A tan solo 20 kilómetros del corazón de Morelia, en el estado de Michoacán, se encuentra Capula, una tenencia que brilla con luz propia como la cuna de las icónicas Catrinas de barro, emblemas del Día de Muertos y protagonistas de la vibrante Feria de la Catrina. Este encantador pueblo alfarero, impregnado de tradición y arte, invita a los viajeros a sumergirse en su legado cultural, su gastronomía típica y su conexión con las celebraciones del Festival de las Ánimas en Pátzcuaro, a solo 30 minutos de distancia. Descubre por qué Capula es un destino imperdible para quienes buscan vivir la esencia del México más auténtico.

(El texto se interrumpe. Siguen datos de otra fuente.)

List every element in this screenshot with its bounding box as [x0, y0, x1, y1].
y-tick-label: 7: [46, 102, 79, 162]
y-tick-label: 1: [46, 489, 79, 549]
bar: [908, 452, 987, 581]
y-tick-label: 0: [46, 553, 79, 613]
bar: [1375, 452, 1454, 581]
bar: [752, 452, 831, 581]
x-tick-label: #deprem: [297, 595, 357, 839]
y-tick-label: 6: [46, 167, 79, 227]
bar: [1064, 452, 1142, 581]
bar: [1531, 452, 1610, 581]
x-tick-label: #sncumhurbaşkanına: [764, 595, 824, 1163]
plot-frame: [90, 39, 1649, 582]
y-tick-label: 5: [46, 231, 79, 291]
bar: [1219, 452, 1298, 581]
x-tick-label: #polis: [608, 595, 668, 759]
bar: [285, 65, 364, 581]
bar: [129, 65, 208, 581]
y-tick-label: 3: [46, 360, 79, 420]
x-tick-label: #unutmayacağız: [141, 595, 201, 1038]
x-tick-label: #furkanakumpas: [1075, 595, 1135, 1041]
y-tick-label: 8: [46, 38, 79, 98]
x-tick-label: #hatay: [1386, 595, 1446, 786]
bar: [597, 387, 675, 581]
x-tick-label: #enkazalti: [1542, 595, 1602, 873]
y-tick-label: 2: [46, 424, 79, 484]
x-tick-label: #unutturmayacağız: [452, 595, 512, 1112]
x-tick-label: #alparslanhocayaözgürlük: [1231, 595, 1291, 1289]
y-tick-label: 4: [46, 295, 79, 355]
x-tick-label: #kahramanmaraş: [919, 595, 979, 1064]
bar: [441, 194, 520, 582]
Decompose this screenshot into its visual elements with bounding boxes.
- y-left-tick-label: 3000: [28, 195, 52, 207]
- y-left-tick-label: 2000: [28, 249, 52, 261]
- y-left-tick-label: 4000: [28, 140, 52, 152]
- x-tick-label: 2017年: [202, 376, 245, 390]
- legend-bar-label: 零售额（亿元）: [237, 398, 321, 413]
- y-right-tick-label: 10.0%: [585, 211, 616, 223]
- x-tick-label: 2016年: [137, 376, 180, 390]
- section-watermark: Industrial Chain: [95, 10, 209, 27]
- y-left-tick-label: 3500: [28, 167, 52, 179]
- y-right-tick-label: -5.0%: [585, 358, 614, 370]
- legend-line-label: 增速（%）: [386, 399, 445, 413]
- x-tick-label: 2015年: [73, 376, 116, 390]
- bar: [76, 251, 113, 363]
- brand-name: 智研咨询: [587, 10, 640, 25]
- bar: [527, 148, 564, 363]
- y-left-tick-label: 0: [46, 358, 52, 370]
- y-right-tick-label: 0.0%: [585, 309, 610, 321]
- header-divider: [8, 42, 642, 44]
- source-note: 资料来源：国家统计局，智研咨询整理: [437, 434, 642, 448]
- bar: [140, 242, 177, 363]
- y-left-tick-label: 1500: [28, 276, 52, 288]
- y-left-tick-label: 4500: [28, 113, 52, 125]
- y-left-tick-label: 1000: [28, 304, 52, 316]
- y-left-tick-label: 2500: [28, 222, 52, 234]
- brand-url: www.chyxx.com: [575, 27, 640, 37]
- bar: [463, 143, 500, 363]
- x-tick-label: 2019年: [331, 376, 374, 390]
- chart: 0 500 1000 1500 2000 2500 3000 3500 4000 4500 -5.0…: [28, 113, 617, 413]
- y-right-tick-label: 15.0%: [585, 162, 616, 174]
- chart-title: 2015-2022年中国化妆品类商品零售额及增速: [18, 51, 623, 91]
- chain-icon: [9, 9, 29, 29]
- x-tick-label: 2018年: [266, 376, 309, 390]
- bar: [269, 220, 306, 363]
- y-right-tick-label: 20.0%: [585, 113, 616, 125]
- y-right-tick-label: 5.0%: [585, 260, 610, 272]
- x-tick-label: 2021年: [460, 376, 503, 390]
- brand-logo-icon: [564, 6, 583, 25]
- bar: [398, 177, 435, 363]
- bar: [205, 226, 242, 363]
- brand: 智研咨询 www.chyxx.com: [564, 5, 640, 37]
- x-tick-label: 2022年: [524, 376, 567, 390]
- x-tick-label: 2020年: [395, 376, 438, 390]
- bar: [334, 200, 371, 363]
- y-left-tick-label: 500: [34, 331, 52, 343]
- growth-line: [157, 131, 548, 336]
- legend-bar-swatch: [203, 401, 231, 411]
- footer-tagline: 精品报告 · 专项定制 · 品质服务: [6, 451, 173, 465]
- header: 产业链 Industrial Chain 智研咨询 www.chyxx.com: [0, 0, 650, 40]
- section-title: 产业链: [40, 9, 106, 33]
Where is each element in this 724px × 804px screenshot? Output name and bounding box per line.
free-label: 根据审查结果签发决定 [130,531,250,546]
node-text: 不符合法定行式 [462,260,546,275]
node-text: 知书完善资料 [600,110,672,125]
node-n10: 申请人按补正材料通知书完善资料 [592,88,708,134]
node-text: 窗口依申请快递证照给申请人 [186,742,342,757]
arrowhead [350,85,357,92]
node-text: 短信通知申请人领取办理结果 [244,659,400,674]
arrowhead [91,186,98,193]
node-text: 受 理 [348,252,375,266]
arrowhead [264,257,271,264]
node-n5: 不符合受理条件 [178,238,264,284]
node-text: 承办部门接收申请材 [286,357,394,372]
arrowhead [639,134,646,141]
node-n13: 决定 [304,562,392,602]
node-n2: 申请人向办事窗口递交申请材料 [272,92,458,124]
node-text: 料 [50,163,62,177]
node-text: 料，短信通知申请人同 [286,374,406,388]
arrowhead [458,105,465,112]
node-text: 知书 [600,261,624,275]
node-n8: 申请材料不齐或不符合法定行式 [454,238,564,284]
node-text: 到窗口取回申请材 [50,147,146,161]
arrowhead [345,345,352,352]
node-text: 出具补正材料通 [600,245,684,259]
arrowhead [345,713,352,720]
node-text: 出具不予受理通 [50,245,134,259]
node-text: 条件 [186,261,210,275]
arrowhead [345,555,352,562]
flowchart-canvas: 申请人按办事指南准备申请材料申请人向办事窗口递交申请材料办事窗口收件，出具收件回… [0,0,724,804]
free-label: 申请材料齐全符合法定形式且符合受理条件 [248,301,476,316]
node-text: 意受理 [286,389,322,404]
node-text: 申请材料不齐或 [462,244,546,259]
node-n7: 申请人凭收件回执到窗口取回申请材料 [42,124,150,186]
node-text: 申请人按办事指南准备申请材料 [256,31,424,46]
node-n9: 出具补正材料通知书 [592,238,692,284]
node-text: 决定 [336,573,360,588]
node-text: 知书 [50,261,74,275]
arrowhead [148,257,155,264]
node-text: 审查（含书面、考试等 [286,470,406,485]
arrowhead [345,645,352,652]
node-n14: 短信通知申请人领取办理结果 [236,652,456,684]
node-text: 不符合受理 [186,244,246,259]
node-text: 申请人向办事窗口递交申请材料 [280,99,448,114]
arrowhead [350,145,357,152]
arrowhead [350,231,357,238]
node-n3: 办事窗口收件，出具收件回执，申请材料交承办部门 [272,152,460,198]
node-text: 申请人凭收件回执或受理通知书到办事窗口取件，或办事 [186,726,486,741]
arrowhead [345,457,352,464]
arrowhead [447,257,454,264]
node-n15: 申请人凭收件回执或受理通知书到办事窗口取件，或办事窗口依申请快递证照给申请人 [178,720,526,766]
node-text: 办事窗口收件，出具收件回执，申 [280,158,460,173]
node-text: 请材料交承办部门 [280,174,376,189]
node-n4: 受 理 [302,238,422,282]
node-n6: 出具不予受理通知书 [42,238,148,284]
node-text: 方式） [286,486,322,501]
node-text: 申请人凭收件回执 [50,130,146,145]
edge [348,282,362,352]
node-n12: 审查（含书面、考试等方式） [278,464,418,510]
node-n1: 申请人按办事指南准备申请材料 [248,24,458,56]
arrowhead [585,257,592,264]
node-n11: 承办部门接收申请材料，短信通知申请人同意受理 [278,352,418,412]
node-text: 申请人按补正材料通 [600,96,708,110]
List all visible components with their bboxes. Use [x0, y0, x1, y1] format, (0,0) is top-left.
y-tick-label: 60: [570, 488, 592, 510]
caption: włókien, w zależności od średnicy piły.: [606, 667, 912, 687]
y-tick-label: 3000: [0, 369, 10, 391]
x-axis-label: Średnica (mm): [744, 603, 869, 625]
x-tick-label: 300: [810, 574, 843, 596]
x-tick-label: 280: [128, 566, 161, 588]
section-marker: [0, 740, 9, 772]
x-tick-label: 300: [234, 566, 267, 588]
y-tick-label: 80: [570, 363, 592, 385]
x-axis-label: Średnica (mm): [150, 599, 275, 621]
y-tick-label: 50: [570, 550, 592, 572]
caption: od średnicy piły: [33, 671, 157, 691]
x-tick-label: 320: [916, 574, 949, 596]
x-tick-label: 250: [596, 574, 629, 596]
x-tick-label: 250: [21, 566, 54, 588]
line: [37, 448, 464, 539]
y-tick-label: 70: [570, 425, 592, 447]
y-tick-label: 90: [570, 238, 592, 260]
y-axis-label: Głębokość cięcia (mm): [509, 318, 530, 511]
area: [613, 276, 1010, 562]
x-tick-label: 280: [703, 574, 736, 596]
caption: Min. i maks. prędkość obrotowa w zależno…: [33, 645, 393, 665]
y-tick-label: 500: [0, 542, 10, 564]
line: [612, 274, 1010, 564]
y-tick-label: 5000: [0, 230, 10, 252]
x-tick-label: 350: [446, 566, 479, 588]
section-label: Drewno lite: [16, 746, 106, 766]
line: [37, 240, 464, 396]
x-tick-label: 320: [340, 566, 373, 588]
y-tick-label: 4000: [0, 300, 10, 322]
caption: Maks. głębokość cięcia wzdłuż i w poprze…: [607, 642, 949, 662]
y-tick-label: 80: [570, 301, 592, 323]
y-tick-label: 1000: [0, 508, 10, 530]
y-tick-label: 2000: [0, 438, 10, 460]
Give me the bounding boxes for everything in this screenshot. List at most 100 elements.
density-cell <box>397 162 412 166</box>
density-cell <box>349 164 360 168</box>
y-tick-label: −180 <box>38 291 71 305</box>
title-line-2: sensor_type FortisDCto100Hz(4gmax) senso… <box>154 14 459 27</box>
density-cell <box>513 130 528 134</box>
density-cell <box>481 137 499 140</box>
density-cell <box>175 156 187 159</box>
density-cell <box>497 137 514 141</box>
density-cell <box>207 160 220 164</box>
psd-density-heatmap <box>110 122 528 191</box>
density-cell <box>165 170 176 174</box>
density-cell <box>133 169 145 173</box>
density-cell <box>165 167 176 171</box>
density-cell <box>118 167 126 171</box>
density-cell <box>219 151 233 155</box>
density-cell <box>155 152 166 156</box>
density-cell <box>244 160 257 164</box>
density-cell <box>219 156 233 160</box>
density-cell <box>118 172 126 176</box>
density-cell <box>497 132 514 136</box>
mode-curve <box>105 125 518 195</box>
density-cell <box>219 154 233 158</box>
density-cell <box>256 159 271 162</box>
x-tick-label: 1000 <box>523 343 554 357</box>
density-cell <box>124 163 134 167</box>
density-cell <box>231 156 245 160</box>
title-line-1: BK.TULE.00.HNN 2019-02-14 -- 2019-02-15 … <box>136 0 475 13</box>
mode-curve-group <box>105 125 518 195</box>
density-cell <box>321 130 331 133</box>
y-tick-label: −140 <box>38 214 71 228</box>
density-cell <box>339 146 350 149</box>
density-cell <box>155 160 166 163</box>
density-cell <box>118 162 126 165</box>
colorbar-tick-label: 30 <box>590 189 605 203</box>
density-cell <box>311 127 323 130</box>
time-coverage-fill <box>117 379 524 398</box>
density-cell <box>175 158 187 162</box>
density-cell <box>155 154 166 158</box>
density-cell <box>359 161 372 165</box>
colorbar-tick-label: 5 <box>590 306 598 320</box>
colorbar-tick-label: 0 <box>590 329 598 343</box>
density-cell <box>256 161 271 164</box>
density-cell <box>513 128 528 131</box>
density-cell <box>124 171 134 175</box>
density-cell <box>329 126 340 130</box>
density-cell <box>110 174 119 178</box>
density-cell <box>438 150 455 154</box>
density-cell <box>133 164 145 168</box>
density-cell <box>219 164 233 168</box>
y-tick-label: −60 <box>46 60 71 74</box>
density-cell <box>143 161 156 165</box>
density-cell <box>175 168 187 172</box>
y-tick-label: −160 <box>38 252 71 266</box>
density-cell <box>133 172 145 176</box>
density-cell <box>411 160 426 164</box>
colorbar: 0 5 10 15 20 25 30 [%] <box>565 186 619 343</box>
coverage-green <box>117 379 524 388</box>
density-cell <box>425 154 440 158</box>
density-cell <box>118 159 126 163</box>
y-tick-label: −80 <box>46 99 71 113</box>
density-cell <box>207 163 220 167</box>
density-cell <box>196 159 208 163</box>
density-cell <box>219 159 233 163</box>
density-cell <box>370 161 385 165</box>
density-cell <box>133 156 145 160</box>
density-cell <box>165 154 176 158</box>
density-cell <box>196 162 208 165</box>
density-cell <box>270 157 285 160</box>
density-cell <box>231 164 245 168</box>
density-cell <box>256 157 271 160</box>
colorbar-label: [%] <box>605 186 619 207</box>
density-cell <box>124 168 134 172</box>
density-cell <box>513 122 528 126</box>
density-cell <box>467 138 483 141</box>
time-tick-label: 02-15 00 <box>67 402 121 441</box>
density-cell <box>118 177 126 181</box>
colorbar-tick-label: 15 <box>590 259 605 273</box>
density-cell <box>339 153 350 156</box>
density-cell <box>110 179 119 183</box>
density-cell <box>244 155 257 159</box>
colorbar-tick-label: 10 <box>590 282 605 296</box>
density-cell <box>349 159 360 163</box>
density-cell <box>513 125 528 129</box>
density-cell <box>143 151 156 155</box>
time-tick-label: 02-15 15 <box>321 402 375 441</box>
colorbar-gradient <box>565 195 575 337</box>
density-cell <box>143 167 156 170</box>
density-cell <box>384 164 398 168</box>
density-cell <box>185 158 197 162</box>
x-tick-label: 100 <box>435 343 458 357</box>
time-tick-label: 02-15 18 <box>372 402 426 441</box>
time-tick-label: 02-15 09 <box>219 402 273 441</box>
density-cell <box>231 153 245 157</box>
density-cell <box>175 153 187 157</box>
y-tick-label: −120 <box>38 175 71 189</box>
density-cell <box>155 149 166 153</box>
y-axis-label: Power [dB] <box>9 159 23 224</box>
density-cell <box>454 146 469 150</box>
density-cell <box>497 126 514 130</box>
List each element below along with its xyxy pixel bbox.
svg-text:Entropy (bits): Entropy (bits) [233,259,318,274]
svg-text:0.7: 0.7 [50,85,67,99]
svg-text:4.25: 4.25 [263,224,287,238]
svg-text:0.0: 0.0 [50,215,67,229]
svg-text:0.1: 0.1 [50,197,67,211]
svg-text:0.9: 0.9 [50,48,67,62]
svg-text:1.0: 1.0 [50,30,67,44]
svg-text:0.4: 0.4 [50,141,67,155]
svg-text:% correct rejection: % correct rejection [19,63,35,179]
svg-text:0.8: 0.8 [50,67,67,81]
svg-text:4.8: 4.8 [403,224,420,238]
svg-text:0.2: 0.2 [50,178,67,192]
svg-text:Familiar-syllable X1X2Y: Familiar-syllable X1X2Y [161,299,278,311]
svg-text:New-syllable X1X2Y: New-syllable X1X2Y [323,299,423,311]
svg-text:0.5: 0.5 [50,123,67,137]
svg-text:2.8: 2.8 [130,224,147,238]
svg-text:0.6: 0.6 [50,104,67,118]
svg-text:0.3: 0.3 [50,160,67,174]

La Feria de la Catrina: Arte que celebra la vida y la muerte
Cada año, del 20 de octubre al 3 de noviembre, Capula se transforma en el epicentro de la Feria Nacional, Artesanal y Cultural de la Catrina, un evento que en 2024 celebró su décima cuarta edición. Este festival rinde homenaje a la Catrina, la elegante calavera creada por el ilustrador José Guadalupe Posada y popularizada por Diego Rivera, que en Capula tomó forma en barro en los años 70 gracias al maestro alfarero Juan Torres Calderón. Una monumental Catrina de más de 10 metros, hecha de cemento y mosaicos por el mismo Torres en 2014, recibe a los visitantes en la entrada del pueblo, marcando el inicio de una experiencia única.
En la avenida principal Vasco de Quiroga, más de 190 artesanos exhiben sus creaciones: Catrinas de barro de todos los tamaños, desde pequeñas figuras de 150 pesos hasta piezas elaboradas que son verdaderas obras de arte. Estas esculturas, decoradas con la técnica del capulineado —un puntillismo inspirado en la flor del capulín que crea diseños de peces y flores—, reflejan la pasión y el talento heredado por generaciones. Los visitantes pueden explorar talleres abiertos, como el del maestro Erick Fuentes (ubicacion: Emiliano Zapata 282) y presenciar el proceso de creación en vivo. Además, la feria ofrece música tradicional, danzas folclóricas, un desfile nocturno de Catrinas vivientes el 1 de noviembre y exposiciones culturales que llenan de vida las calles.
Capula y el Festival de las Ánimas en Pátzcuaro
Capula está íntimamente ligada al Festival de las Ánimas en Pátzcuaro, un evento que celebra el Día de Muertos (1 y 2 de noviembre) y que atrae a miles de visitantes a la región lacustre de Michoacán, reconocida como Patrimonio Cultural e Inmaterial de la Humanidad por la UNESCO. Mientras Pátzcuaro se engalana con altares, flores de cempasúchil y la tradicional Noche de Ánimas en la isla de Janitzio, Capula aporta su esencia a través de las Catrinas, que adornan ofrendas y desfiles en toda la zona. La cercanía entre ambos destinos (30 minutos por carretera) hace que combinar una visita a la Feria de la Catrina con el Festival de las Ánimas sea una experiencia ideal para sumergirse en la riqueza cultural purépecha. En Pátzcuaro, los viajeros pueden disfrutar del Desfile de Catrinas, la danza de los pescadores en el lago y los altares en el panteón de Janitzio, mientras en Capula adquieren piezas únicas para llevarse un pedazo de esta tradición a casa.
Más allá de las Catrinas: El encanto de Capula
Capula no solo es sinónimo de Catrinas, sino de una tradición alfarera que se remonta al siglo XVI, impulsada por el obispo Vasco de Quiroga, quien fusionó técnicas indígenas y españolas. En sus más de 700 talleres, los artesanos crean vajillas, jarrones, macetas y utensilios de cocina decorados con el característico capulineado, perfectos para quienes buscan souvenirs únicos a precios accesibles.